Hurricane Katrina, which struck the United States in August 2005, remains the costliest insured North Atlantic hurricane on record and the most expensive natural catastrophe for the global re/insurance industry. In 2020 dollars, according to a Swiss Re report released today, total economic damage from Katrina totaled more than $160 billion.
An identical storm today “could easily reach” $200 billion, Swiss Re says.
To evaluate what Hurricane Katrina might look like in 2020 in terms of insured and economic losses, Swiss Re ran Katrina’s 2005 wind and surge footprint on its U.S. market portfolio using its probabilistic tropical-cyclone loss model.
“If Hurricane Katrina were to hit the U.S. in 2020 with the same wind and storm surge as 2005, but with current exposure information and updated flood protection and vulnerability assumptions, the privately insured losses in the U.S. alone could rise to $60 billion,” the report says. “This is true, despite the city (New Orleans) currently only having 80% of the population it did in 2005.”
Private insurance and the federal flood insurance program covered about $86 billion of the total loss, highlighting a protection gap largely driven by uninsured flood losses.
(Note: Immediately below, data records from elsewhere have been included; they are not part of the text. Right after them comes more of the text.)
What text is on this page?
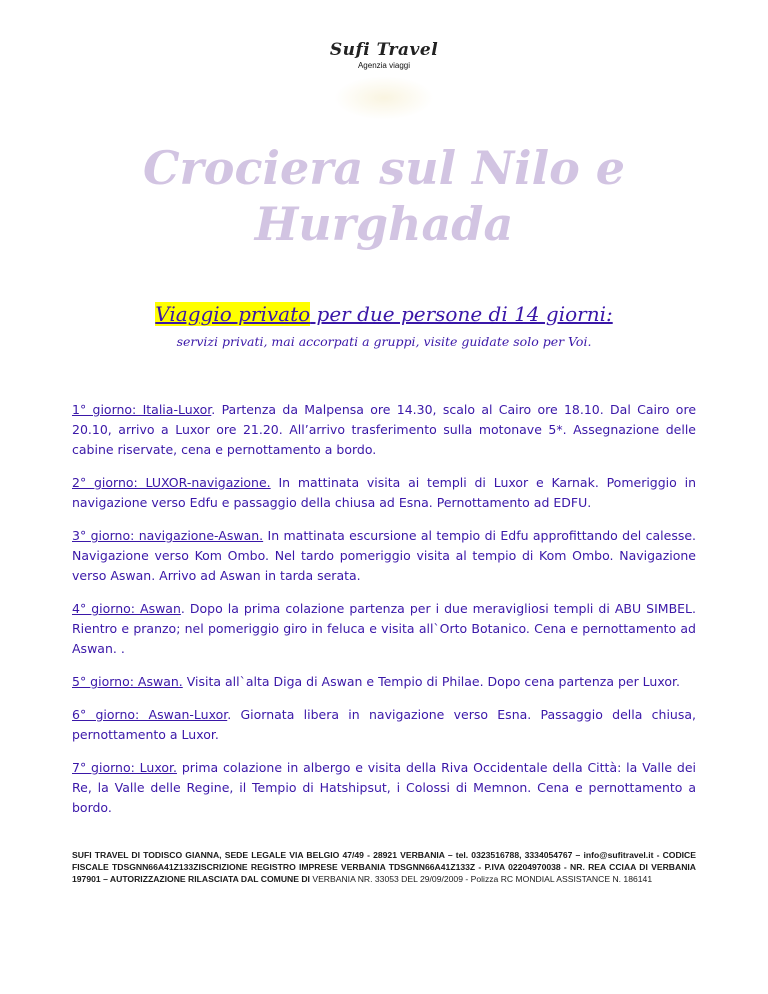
Sufi Travel
Agenzia viaggi
Crociera sul Nilo e
Hurghada
Viaggio privato per due persone di 14 giorni:
servizi privati, mai accorpati a gruppi, visite guidate solo per Voi.

1° giorno: Italia-Luxor. Partenza da Malpensa ore 14.30, scalo al Cairo ore 18.10. Dal Cairo ore 20.10, arrivo a Luxor ore 21.20. All’arrivo trasferimento sulla motonave 5*. Assegnazione delle cabine riservate, cena e pernottamento a bordo.

2° giorno: LUXOR-navigazione. In mattinata visita ai templi di Luxor e Karnak. Pomeriggio in navigazione verso Edfu e passaggio della chiusa ad Esna. Pernottamento ad EDFU.

3° giorno: navigazione-Aswan. In mattinata escursione al tempio di Edfu approfittando del calesse. Navigazione verso Kom Ombo. Nel tardo pomeriggio visita al tempio di Kom Ombo. Navigazione verso Aswan. Arrivo ad Aswan in tarda serata.

4° giorno: Aswan. Dopo la prima colazione partenza per i due meravigliosi templi di ABU SIMBEL. Rientro e pranzo; nel pomeriggio giro in feluca e visita all`Orto Botanico. Cena e pernottamento ad Aswan. .

5° giorno: Aswan. Visita all`alta Diga di Aswan e Tempio di Philae. Dopo cena partenza per Luxor.

6° giorno: Aswan-Luxor. Giornata libera in navigazione verso Esna. Passaggio della chiusa, pernottamento a Luxor.

7° giorno: Luxor. prima colazione in albergo e visita della Riva Occidentale della Città: la Valle dei Re, la Valle delle Regine, il Tempio di Hatshipsut, i Colossi di Memnon. Cena e pernottamento a bordo.

SUFI TRAVEL DI TODISCO GIANNA, SEDE LEGALE VIA BELGIO 47/49 - 28921 VERBANIA – tel. 0323516788, 3334054767 – info@sufitravel.it - CODICE FISCALE TDSGNN66A41Z133ZISCRIZIONE REGISTRO IMPRESE VERBANIA TDSGNN66A41Z133Z - P.IVA 02204970038 - NR. REA CCIAA DI VERBANIA 197901 – AUTORIZZAZIONE RILASCIATA DAL COMUNE DI VERBANIA NR. 33053 DEL 29/09/2009 - Polizza RC MONDIAL ASSISTANCE N. 186141
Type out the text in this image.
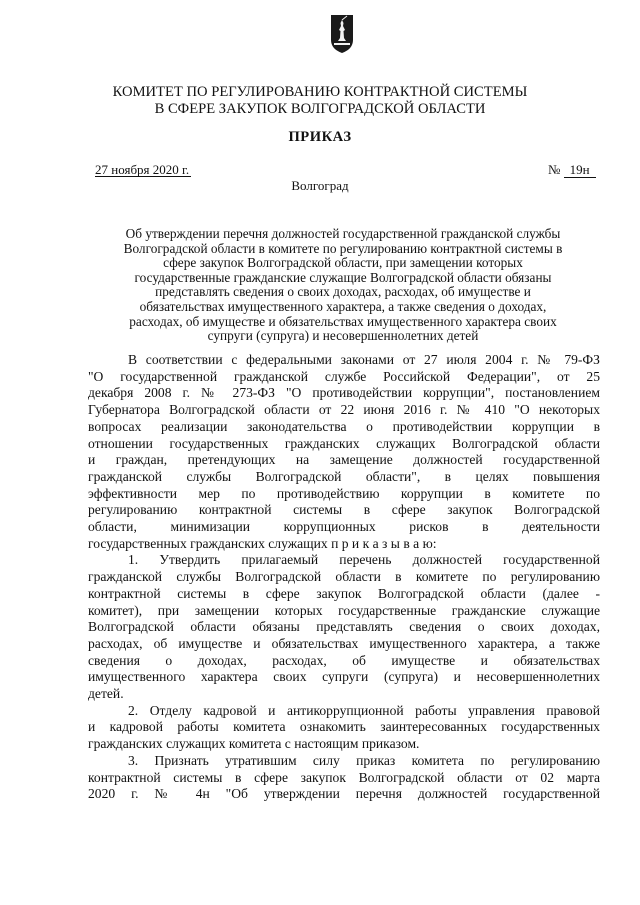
КОМИТЕТ ПО РЕГУЛИРОВАНИЮ КОНТРАКТНОЙ СИСТЕМЫ
В СФЕРЕ ЗАКУПОК ВОЛГОГРАДСКОЙ ОБЛАСТИ
ПРИКАЗ
27 ноября 2020 г.	№ 19н
Волгоград
Об утверждении перечня должностей государственной гражданской службы
Волгоградской области в комитете по регулированию контрактной системы в
сфере закупок Волгоградской области, при замещении которых
государственные гражданские служащие Волгоградской области обязаны
представлять сведения о своих доходах, расходах, об имуществе и
обязательствах имущественного характера, а также сведения о доходах,
расходах, об имуществе и обязательствах имущественного характера своих
супруги (супруга) и несовершеннолетних детей
В соответствии с федеральными законами от 27 июля 2004 г. № 79-ФЗ
"О государственной гражданской службе Российской Федерации", от 25
декабря 2008 г. № 273-ФЗ "О противодействии коррупции", постановлением
Губернатора Волгоградской области от 22 июня 2016 г. № 410 "О некоторых
вопросах реализации законодательства о противодействии коррупции в
отношении государственных гражданских служащих Волгоградской области
и граждан, претендующих на замещение должностей государственной
гражданской службы Волгоградской области", в целях повышения
эффективности мер по противодействию коррупции в комитете по
регулированию контрактной системы в сфере закупок Волгоградской
области, минимизации коррупционных рисков в деятельности
государственных гражданских служащих п р и к а з ы в а ю:
1. Утвердить прилагаемый перечень должностей государственной
гражданской службы Волгоградской области в комитете по регулированию
контрактной системы в сфере закупок Волгоградской области (далее -
комитет), при замещении которых государственные гражданские служащие
Волгоградской области обязаны представлять сведения о своих доходах,
расходах, об имуществе и обязательствах имущественного характера, а также
сведения о доходах, расходах, об имуществе и обязательствах
имущественного характера своих супруги (супруга) и несовершеннолетних
детей.
2. Отделу кадровой и антикоррупционной работы управления правовой
и кадровой работы комитета ознакомить заинтересованных государственных
гражданских служащих комитета с настоящим приказом.
3. Признать утратившим силу приказ комитета по регулированию
контрактной системы в сфере закупок Волгоградской области от 02 марта
2020 г. № 4н "Об утверждении перечня должностей государственной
Standard residential insurance policies exclude coverage for flood damage resulting from surface water, including storm surge caused by hurricanes; separate flood insurance policies are available through FEMA’s National Flood Insurance Program and private insurers.
“With Katrina, and even more recently with Harvey and Sandy and Florence, we’ve seen this profound protection gap where on average only one in six residences in the U.S. have a flood coverage policy,” said Marla Schwartz Pourrabbani, a Swiss Re natural catastrophe specialist and lead author of the report.
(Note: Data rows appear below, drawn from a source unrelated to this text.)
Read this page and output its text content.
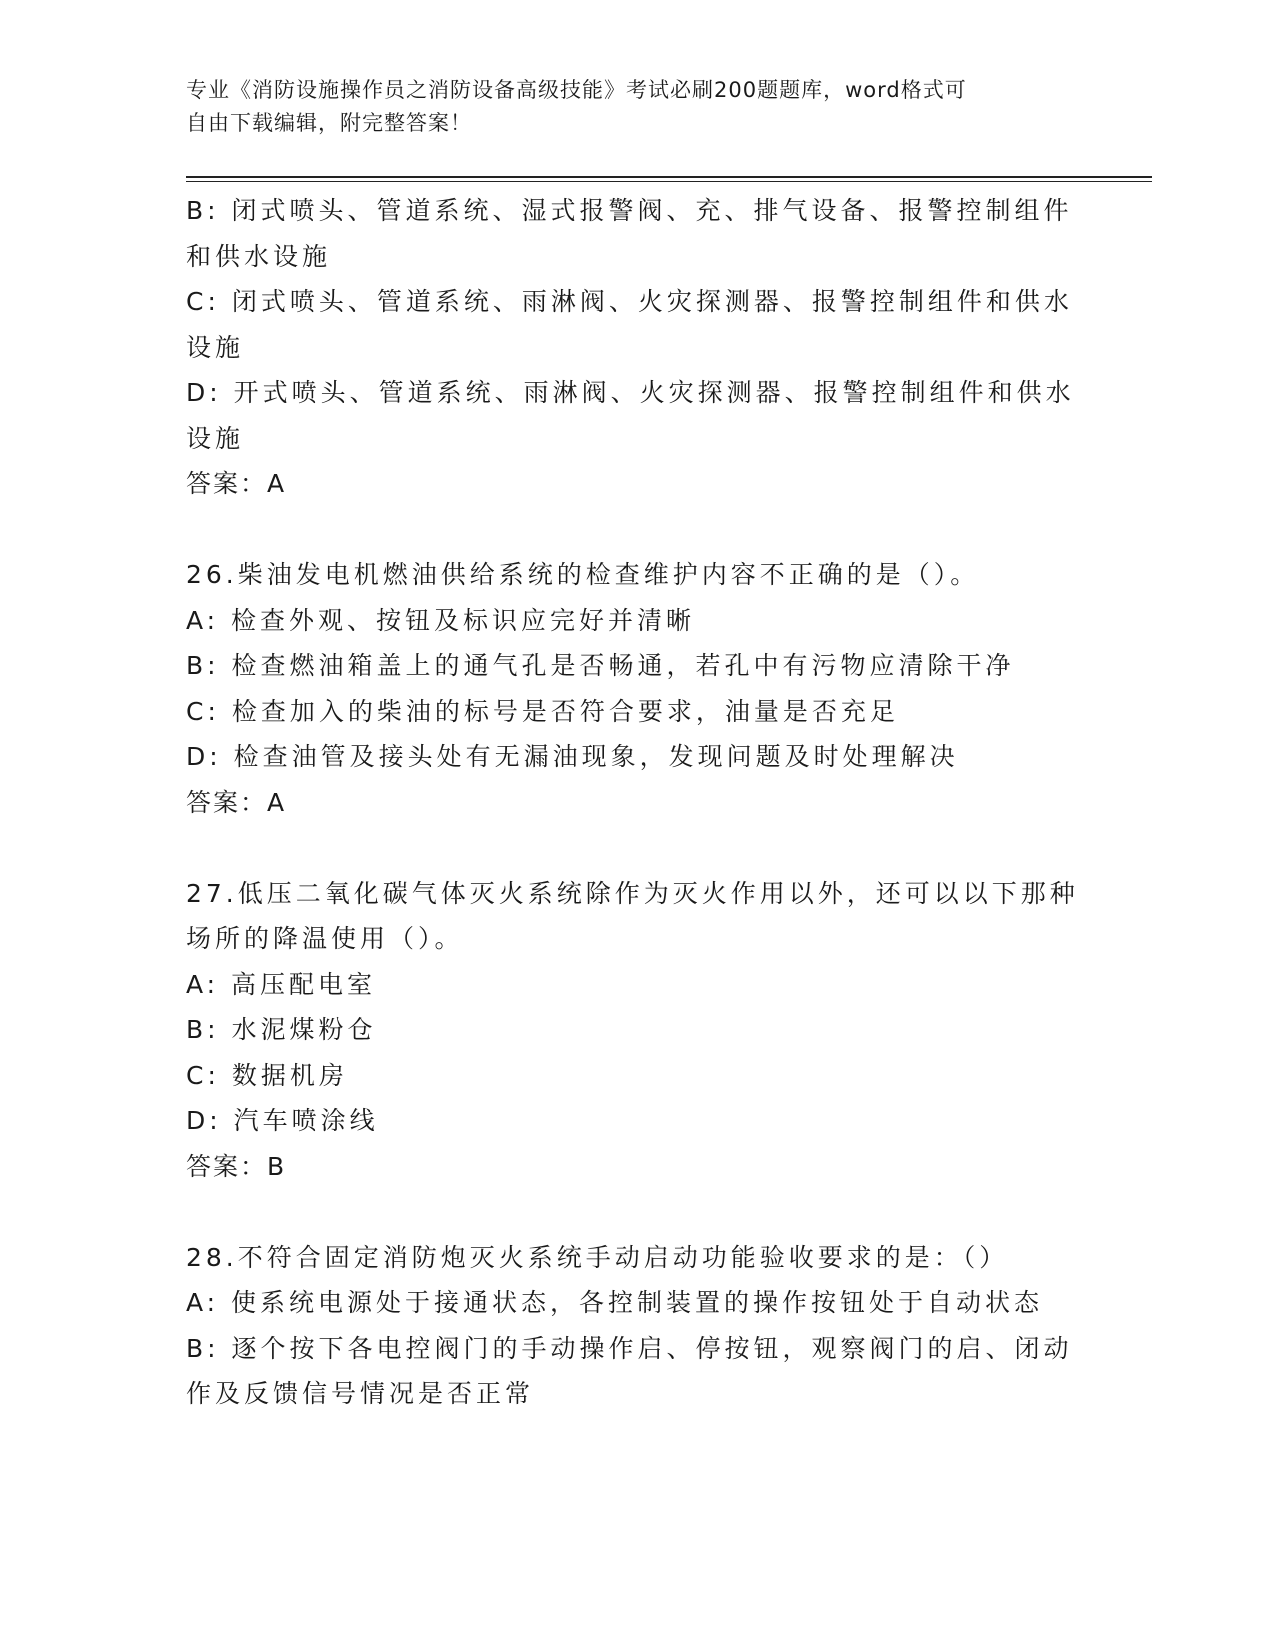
专业《消防设施操作员之消防设备高级技能》考试必刷200题题库，word格式可
自由下载编辑，附完整答案！
B: 闭式喷头、管道系统、湿式报警阀、充、排气设备、报警控制组件
和供水设施
C: 闭式喷头、管道系统、雨淋阀、火灾探测器、报警控制组件和供水
设施
D: 开式喷头、管道系统、雨淋阀、火灾探测器、报警控制组件和供水
设施
答案：A
26.柴油发电机燃油供给系统的检查维护内容不正确的是（）。
A: 检查外观、按钮及标识应完好并清晰
B: 检查燃油箱盖上的通气孔是否畅通，若孔中有污物应清除干净
C: 检查加入的柴油的标号是否符合要求，油量是否充足
D: 检查油管及接头处有无漏油现象，发现问题及时处理解决
答案：A
27.低压二氧化碳气体灭火系统除作为灭火作用以外，还可以以下那种
场所的降温使用（）。
A: 高压配电室
B: 水泥煤粉仓
C: 数据机房
D: 汽车喷涂线
答案：B
28.不符合固定消防炮灭火系统手动启动功能验收要求的是：（）
A: 使系统电源处于接通状态，各控制装置的操作按钮处于自动状态
B: 逐个按下各电控阀门的手动操作启、停按钮，观察阀门的启、闭动
作及反馈信号情况是否正常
Today, a storm like Katrina would cause closer to $175 billion in damage because areas outside New Orleans, especially in other coastal states, have seen both increases in population and increased investments along the coast that add to the financial risk. Rising sea levels also contribute to the potential losses.
Swiss Re says the effects of climate change could drive total costs higher.
“Considering that sea level in the barrier islands near New Orleans is now rising by over one inch every two years, a six-inch increase in sea level — and an event like this could happen in just over a decade,” the report says.